Рассмотрены особенности причинно-следственных связей в технологических системах, описываемых математическими моделями полиномиального типа. Показано, что кроме реальных факторов в системах при определенных условиях возникают виртуальные факторы, способные существенно повлиять на функционирование систем. Кроме виртуальных в системах могут возникать скрытые факторы, усложняющие поведение системы. Показано, что учет этих факторов повышает адекватность решений по управлению системой в конкретной ситуации.

Причинно-следственные связи, математические модели, технологические системы, полиномиальные модели, реальные факторы, виртуальные факторы, скрытые факторы, управление системами

Короткий адрес: https://sciup.org/142184672

IDR: 142184672

Текст научной статьи Особенности причинно-следственных связей в технологических системах

В соответствии с [1] технологическая система (ТС) - это совокупность функционально взаимосвязанных средств технологического оснащения, предметов производства и исполнителей, предназначенная для выполнения в регламентированных условиях производства заданных процессов или операций в соответствии с требованиями нормативной документации. В многочисленных исследованиях, например, в [2], ТС рассматривается как оператор преобразования одного или нескольких исходных продуктов, как входных воздействий, в выходной продукт, рассматриваемый в качестве реакции системы.

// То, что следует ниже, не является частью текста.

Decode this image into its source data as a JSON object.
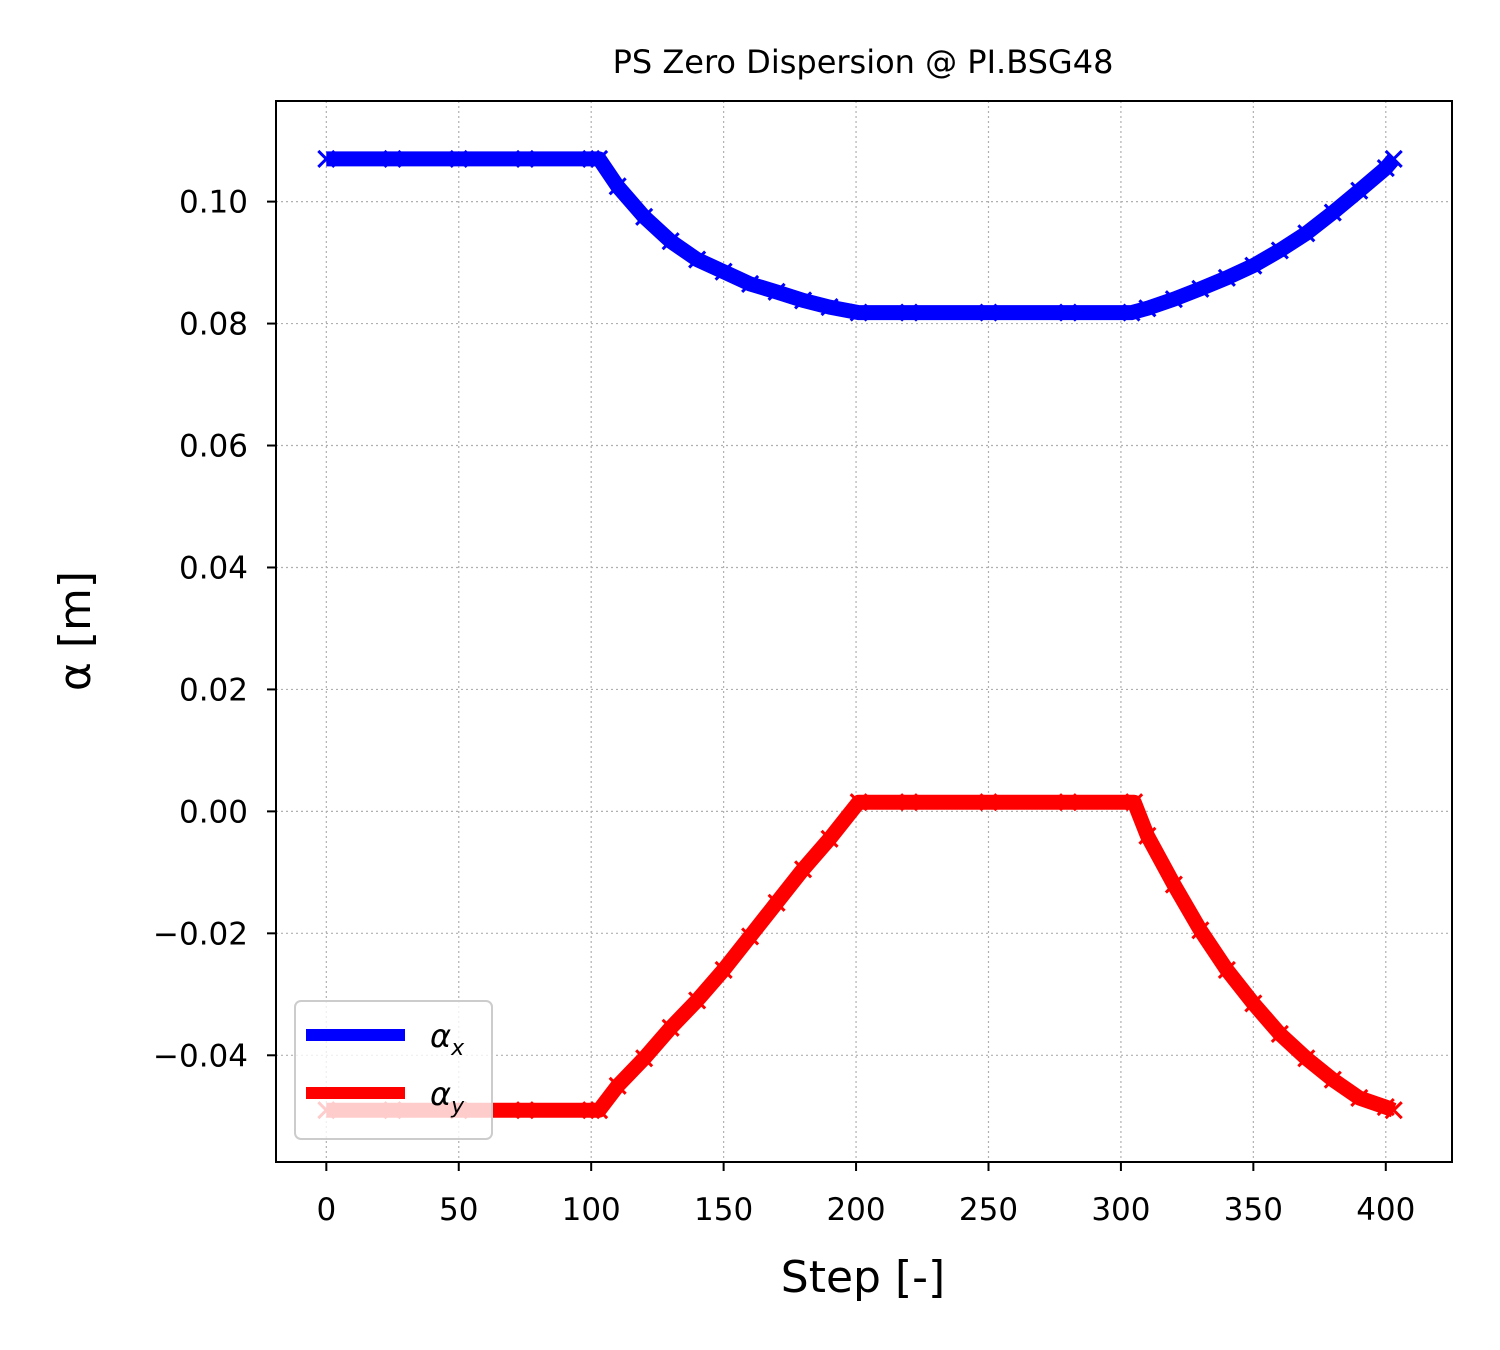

Проведенные нами исследования показали, что существуют некоторые особенности причинно-следственных связей, влияющие неявным образом на реакции ТС [3]. Эти особенности представляются существенными в практическом отношении. Анализу их и посвящена данная работа. Рассмотрим вначале трактовки основных понятий, используемых при описании причинно-следственных связей в ТС.

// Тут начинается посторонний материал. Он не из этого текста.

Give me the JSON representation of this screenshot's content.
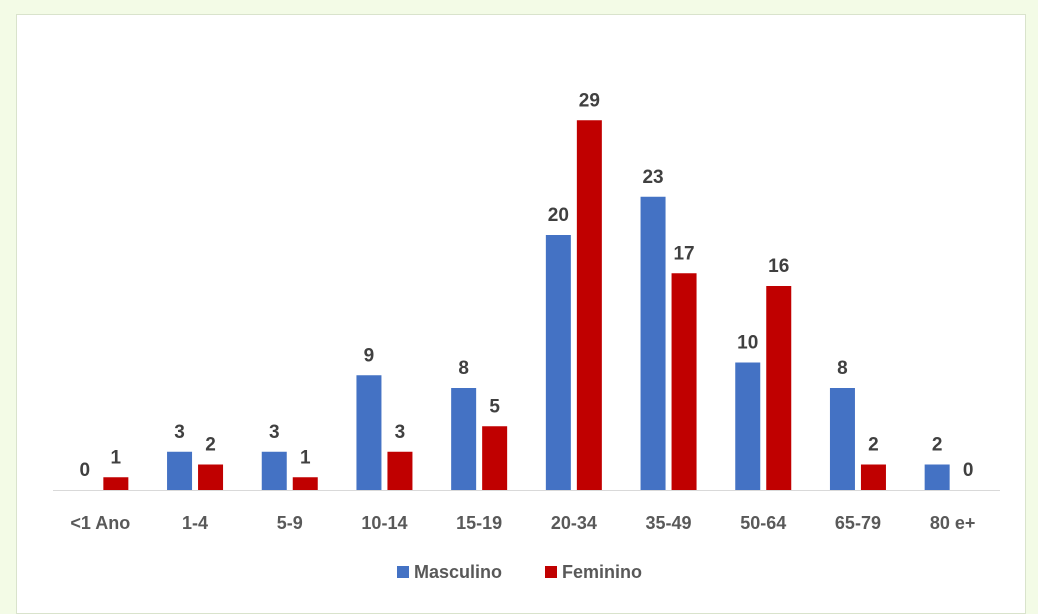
{
  "chart_data": {
    "type": "bar",
    "title": "",
    "xlabel": "",
    "ylabel": "",
    "ylim": [
      0,
      30
    ],
    "grid": false,
    "legend_position": "bottom",
    "categories": [
      "<1 Ano",
      "1-4",
      "5-9",
      "10-14",
      "15-19",
      "20-34",
      "35-49",
      "50-64",
      "65-79",
      "80 e+"
    ],
    "series": [
      {
        "name": "Masculino",
        "color": "#4472c4",
        "values": [
          0,
          3,
          3,
          9,
          8,
          20,
          23,
          10,
          8,
          2
        ]
      },
      {
        "name": "Feminino",
        "color": "#c00000",
        "values": [
          1,
          2,
          1,
          3,
          5,
          29,
          17,
          16,
          2,
          0
        ]
      }
    ]
  },
  "colors": {
    "background": "#f3fbe6",
    "panel": "#ffffff",
    "axis": "#d9d9d9",
    "text": "#595959",
    "value_text": "#404040"
  }
}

Согласно [4], фактор - это причина, движущая сила какого-либо процесса, явления, определяющая его характер или отдельные черты. В рамках такого определения понятия "фактор" и "причина" неразличимы. Тем не менее, различия существуют, и имеет смысл выявить их на уровне определений, приведенных в других литературных источниках. Так, в [3] под причиной понимается явление, действие которого вызывает, определяет, производит или влечет за собой другое явление, которое называется следствием. В науке на нынешнем этапе причинноследственные связи классифицируются по разным признакам. В частности, по числу и связности воздействий они делятся на простые, составные, однофакторные, многофакторные, системные и внесистемные [3]. Эта идея классификации не позволяет рассматривать понятия "фактор" и "причина" как семантически совпадающие. В общем случае причина шире, чем фактор. Более того, одновременное действие группы факторов может обусловить возникновение причины, не сводимой ни к одному из них. В качестве примера многофакторных причин можно сослаться на зависимость отходов при вязании штучных изделий Q от отходов, связанных с сырьем - Qc, отходов, обусловленных техническим состоянием машины, и отходов Qр, вызванных действиями работницы. Каждая из величин Qc, Qм, и Qр выступает как представитель своего множества факторов, могущих и не пересекаться с двумя другими, вследствие чего возникают основания рассматривать их как многофакторные причины по отношению к величине Q. Рассмотрим теперь общую картину причинно-следственных отношений в ТС.

В соответствии с общепринятыми представлениями свяжем независимость от времени отображающих их параметров со стационарностью. С практической точки зрения стационарные условия обычно отождествляются с устойчивым состоянием ТС.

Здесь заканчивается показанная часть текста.